Many APIs like OpenGL take arrays where the atomic unit is multiple
elements long. For example, a buffer of coordinates laid out like

:[Float] = [ x1, y1, z1, x2, y2, z2, ... , xn, yn, zn ]

I want to be able to define *in Swift* (i.e., without creating and
importing a Objective C module) a struct that preserves the layout, so that
I can do withMemoryRebound(to:capacity:_) or something similar and treat
the buffer as

struct Point
{
    let x:Float,
        y:Float,
        z:Float
}

:[Point] = [ point1, point2, ... , pointn ]
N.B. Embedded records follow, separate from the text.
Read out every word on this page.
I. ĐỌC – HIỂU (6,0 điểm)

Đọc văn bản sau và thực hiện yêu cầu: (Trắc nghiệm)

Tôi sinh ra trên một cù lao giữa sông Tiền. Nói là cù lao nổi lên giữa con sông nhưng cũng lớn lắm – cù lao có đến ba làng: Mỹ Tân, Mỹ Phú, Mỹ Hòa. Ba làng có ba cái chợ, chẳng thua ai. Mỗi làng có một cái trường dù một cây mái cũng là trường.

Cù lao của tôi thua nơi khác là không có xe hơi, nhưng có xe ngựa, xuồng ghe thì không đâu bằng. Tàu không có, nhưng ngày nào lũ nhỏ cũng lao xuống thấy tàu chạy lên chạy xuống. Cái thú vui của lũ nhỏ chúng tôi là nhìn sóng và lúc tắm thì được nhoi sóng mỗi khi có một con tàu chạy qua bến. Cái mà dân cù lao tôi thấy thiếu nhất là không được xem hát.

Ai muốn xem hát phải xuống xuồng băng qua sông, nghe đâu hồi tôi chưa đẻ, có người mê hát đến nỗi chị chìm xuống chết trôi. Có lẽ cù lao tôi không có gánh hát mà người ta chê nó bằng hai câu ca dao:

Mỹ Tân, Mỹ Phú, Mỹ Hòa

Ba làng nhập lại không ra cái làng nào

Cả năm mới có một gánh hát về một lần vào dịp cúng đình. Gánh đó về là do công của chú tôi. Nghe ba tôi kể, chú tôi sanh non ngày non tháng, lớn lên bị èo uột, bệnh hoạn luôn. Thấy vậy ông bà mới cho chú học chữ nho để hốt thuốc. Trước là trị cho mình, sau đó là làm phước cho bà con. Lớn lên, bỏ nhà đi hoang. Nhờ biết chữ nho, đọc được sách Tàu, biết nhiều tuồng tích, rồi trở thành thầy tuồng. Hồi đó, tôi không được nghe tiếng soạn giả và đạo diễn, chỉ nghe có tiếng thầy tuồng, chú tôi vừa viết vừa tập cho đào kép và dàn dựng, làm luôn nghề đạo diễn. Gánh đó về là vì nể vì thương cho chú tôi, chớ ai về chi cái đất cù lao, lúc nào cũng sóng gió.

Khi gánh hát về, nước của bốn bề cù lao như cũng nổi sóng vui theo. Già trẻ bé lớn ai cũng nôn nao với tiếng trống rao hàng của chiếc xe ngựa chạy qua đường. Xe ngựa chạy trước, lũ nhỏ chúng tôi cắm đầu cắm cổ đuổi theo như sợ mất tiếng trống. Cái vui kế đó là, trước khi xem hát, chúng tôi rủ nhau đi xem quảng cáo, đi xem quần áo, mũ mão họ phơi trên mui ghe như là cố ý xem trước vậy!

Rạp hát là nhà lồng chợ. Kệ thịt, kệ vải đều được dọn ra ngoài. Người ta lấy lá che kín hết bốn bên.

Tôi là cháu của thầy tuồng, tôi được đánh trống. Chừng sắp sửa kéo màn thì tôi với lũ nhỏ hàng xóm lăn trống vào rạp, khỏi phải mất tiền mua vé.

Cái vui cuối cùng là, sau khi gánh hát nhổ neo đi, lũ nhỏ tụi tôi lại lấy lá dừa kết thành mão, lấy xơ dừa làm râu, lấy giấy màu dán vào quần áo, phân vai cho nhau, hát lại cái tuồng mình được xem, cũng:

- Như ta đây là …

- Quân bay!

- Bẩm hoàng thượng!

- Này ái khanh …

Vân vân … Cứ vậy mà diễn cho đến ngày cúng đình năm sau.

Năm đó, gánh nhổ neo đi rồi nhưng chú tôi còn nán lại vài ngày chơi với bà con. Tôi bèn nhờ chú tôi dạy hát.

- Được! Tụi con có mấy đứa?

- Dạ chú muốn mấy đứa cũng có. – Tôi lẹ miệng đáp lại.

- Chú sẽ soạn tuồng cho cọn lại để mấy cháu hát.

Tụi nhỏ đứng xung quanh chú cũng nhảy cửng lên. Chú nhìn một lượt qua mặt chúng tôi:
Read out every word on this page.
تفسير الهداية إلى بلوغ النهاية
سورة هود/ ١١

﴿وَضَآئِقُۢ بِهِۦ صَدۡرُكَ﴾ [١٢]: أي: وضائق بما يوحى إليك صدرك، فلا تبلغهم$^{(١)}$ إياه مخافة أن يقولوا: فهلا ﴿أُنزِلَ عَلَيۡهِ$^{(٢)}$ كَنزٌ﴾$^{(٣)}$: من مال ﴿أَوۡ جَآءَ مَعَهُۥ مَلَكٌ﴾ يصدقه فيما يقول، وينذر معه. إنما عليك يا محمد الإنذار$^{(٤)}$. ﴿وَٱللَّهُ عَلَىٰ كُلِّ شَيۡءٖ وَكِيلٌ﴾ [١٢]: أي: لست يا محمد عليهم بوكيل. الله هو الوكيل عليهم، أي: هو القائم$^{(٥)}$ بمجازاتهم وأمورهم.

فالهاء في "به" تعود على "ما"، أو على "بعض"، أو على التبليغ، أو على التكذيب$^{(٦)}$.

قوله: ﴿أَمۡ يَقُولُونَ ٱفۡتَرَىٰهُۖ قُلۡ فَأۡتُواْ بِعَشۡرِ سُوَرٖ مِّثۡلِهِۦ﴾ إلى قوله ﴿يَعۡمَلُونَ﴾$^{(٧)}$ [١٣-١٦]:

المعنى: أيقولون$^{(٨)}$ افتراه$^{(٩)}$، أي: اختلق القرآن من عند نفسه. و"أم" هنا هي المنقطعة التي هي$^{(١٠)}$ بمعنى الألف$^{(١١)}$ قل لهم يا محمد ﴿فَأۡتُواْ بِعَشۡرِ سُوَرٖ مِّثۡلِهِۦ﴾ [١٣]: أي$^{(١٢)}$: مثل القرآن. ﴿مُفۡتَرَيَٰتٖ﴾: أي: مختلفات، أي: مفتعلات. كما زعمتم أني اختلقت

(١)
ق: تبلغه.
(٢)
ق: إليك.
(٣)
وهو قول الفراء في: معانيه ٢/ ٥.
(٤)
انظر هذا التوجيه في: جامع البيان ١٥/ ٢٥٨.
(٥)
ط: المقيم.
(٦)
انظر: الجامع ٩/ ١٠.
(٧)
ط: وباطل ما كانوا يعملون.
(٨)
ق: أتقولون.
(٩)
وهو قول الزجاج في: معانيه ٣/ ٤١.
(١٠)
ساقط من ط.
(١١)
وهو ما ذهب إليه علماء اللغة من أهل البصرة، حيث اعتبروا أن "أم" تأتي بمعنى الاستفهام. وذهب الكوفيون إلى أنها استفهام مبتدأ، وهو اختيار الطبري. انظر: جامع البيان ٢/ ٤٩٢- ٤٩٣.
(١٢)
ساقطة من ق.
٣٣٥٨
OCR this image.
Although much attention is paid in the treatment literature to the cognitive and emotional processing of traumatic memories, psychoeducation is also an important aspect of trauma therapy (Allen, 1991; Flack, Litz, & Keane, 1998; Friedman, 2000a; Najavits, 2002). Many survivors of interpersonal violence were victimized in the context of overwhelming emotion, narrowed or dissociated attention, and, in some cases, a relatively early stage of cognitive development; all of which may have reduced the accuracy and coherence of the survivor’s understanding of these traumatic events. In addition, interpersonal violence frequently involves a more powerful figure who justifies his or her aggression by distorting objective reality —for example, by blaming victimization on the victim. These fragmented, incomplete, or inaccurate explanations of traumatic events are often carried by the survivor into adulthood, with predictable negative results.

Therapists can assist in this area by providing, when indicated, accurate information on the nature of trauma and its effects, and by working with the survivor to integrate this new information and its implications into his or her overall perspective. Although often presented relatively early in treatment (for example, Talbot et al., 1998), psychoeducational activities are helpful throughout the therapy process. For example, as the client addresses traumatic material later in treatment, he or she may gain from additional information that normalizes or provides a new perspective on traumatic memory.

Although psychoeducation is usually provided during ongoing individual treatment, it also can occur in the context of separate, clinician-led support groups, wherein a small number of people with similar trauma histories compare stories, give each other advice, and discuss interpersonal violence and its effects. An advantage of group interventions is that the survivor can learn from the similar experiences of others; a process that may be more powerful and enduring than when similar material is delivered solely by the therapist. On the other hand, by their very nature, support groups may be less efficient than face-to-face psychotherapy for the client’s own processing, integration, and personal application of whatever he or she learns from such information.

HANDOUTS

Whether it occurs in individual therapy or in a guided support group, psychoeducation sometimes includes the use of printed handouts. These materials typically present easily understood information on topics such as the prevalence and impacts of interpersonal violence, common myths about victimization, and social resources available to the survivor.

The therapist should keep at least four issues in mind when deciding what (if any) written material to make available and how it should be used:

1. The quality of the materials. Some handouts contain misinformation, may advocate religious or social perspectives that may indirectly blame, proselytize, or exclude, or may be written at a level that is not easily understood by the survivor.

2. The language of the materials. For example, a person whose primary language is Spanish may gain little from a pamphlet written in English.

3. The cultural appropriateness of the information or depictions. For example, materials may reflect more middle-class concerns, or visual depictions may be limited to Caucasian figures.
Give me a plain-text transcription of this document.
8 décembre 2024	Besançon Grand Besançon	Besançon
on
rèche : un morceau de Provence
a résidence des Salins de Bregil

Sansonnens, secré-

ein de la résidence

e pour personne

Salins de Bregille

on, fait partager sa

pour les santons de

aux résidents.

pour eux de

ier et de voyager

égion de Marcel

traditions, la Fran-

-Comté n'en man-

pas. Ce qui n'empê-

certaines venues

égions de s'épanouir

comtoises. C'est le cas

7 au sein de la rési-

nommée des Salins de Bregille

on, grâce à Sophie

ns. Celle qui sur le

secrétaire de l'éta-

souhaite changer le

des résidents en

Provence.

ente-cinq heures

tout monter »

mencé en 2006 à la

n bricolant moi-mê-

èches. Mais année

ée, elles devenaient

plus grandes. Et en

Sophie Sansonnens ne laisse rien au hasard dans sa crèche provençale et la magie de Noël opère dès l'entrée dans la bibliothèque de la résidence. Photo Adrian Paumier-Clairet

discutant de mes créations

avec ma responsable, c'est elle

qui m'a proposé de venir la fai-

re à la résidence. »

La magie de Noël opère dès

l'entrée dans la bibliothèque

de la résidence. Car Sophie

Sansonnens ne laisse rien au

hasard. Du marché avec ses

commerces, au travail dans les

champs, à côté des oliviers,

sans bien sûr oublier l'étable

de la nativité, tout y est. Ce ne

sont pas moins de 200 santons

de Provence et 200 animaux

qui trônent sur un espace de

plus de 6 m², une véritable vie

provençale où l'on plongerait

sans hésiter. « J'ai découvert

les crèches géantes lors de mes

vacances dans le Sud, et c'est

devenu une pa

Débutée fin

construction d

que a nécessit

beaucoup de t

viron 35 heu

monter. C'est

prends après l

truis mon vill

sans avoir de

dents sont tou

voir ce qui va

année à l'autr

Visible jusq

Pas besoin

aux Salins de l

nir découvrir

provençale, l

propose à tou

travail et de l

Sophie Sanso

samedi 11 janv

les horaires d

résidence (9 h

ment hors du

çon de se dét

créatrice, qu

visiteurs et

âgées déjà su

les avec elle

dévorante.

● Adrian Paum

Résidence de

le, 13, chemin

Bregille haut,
The memory layout of the struct isn’t guaranteed, but will the layout be
guaranteed to be in declaration order if I use a tuple inside the struct
instead?

struct Point
{
    let _point:(x:Float, y:Float, z:Float)

    var x:Float
    {
        return self._point.x
    }

    var y:Float
    {
        return self._point.y
    }

    var z:Float
    {
        return self._point.z
    }
}

This is an ugly workaround, but I can’t really think of any alternatives
that don’t involve “import something from Objective C”. I am aware that the
implementation of structs currently lays them out in declaration order, but
I’m looking for something that’s actually defined in the language.